PTSD or post-traumatic stress disorder is a condition that suggests a person has not recovered from a traumatic event, whether it happened recently or in the past. Recent trauma can include external events such as being caught in a disaster or being a witness to, or victim of, violence. It can also include severe psychosocial stressors, such as losing a job or one’s health—in essence, losing control. Children are particularly susceptible the effects of traumatic events, as their neuropsychology is still developing and may be adversely altered by the stress.

The more intense the trauma, the more likely it is that an individual will suffer PTSD. While the bleeding and damage of a physical wound is a result of severe physical trauma, the mental breakdown and damage of a psychic wound is a result of severe psychological trauma. PTSD may occur shortly after a traumatic event but, unlike the body, it may occur many years afterward, or something in between, with many recurring episodes.

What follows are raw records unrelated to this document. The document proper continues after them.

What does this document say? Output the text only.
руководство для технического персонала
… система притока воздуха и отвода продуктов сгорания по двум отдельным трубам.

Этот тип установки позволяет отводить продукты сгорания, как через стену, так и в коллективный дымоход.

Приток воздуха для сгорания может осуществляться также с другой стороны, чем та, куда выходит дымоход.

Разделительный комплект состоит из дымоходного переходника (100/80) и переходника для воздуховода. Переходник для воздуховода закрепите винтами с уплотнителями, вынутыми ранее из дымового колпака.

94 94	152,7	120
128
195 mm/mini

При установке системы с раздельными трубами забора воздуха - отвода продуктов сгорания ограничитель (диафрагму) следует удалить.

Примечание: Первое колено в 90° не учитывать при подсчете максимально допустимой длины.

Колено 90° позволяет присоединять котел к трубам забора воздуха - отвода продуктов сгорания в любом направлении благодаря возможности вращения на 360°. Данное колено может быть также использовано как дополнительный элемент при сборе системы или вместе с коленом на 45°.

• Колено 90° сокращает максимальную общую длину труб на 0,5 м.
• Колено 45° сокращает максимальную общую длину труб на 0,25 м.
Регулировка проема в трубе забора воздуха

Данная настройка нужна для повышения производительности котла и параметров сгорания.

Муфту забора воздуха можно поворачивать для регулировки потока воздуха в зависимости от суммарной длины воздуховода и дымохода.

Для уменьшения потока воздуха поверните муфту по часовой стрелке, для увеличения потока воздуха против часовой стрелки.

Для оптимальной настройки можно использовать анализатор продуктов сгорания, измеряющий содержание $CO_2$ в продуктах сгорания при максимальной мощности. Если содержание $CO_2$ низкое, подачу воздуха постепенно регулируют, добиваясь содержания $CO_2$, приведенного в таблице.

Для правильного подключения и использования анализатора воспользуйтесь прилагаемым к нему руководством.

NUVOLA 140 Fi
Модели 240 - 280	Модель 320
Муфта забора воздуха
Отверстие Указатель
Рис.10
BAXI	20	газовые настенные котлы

Individuals suffering from symptoms of PTSD are effectively re-living their trauma, attempting to cope with the memory of it by avoiding or outright blocking the re-experience of it, and experiencing anticipatory anxiety against the fear that the trauma or some equivalent threat may re-occur. PTSD caused by an acute, single event, like a traumatic accident, can be easier to heal from than from protracted exposure to trauma, such as living through a war, or surviving a noxious family or political regime.

People who suffer post-traumatic stress often have other psychological difficulties at the same time. It’s not unusual for people with symptoms of PTSD to also suffer depression, anxiety, anger, attentional problems,compromised immune systems, etc.